The seven studies showed some limitations which may introduce bias into their results. The populations were generally recruited as convenience samples, allowing for the introduction of selection bias. In two studies(24,25), the sample size was calculated to detect high sensitivity and specificity with a power of 80% and p-value <0.05. Although there is a wide variation in the ultrasound experience of the doctors carrying out the scans in each study, ranging from a consultant to surgeons with vast previous scanning experience, to ED doctors with 1–2 hours of US teaching(23–25), inter-rater variability (kappa) was calculated only in three studies(21,24,25) and the value was between 0.57–0.79. None of the studies documented the number of patients who withdrew or declined study inclusion.

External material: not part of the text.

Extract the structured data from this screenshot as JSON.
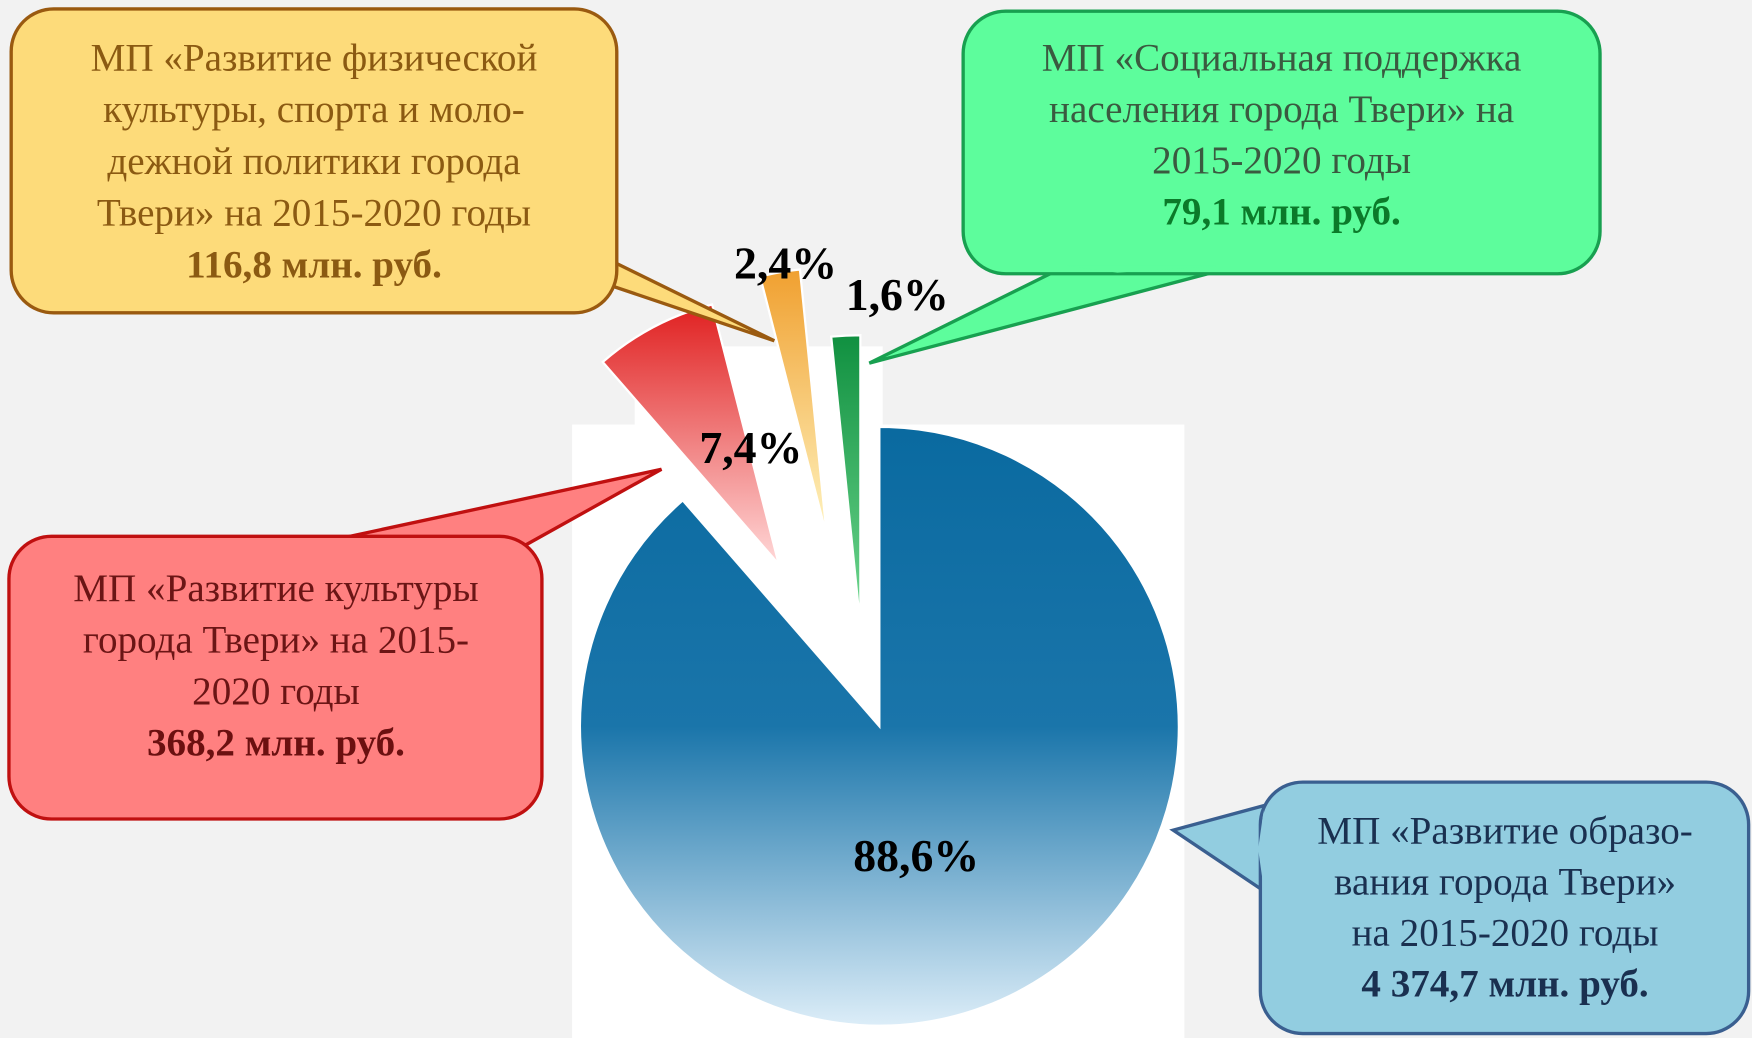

Previous systematic reviews assessed the US as a diagnostic test for pediatric fractures of the upper limb(26–28). However, these systematic reviews showed some limitations. Other types of reference tests, such as computed tomography or magnetic resonance imaging, were used in the review by Joshi
The current review did not perform pooling of the diagnostic performance analyses, as the studies varied in baseline characteristics, such as the examined bones, the training of US assessors, the patients’ age, and other inclusion criteria.

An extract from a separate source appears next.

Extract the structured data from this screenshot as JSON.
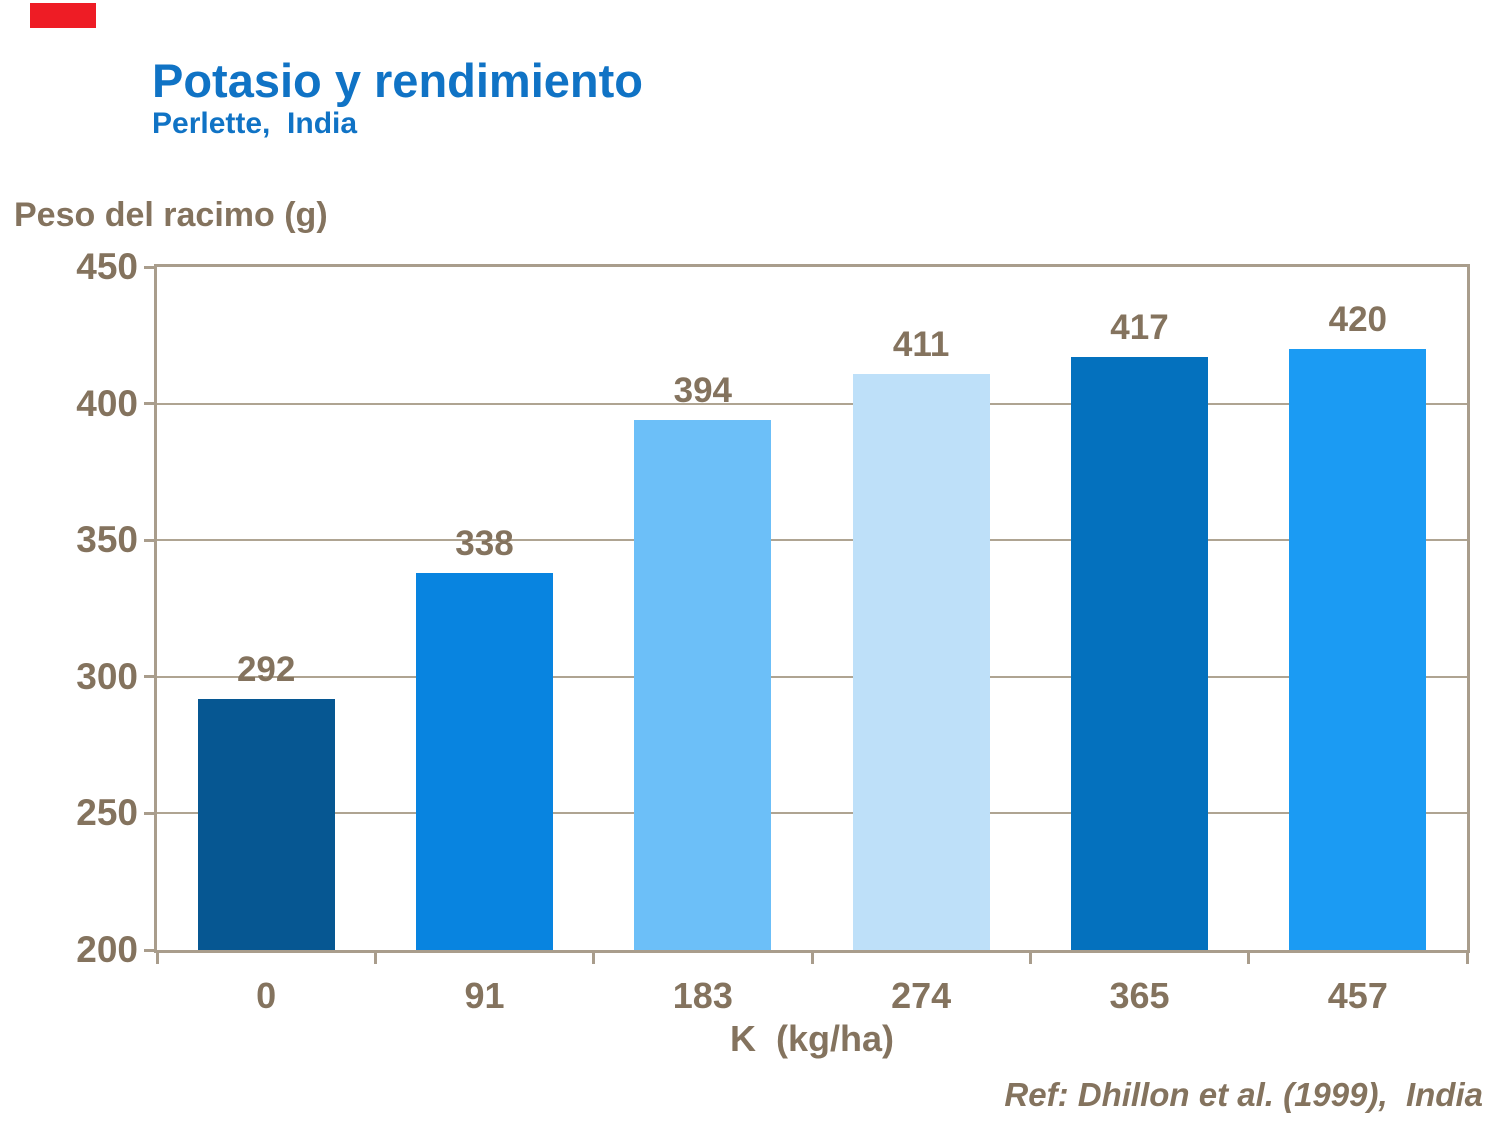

Ultrasound is a reliable tool for the diagnosis of distal forearm fractures in children when performed by well-trained emergency doctors and through using an appropriate viewing method. Ultrasound has an advantage over X-ray in terms of being radiation-free and allowing a shorter length of stay in ED. The application of a new diagnostic imaging modality in current healthcare systems can meet with resistance at different levels. However, it should be noted that for the US, only a basic level of training and knowledge is necessary before it can be performed and used accurately in daily clinical practice. This will be achieved if fracture sonography becomes obligatory as part of the emergency medicine training program conducted through the Royal College of Emergency Medicine (RCEM), in a similar fashion to the FAST scan. Finally, to keep a high standard of diagnostic pathways in place, a larger prospective blinded study on long bone injuries is recommend. This would increase the applicability and generalizability of bedside US in pediatric distal forearm fractures.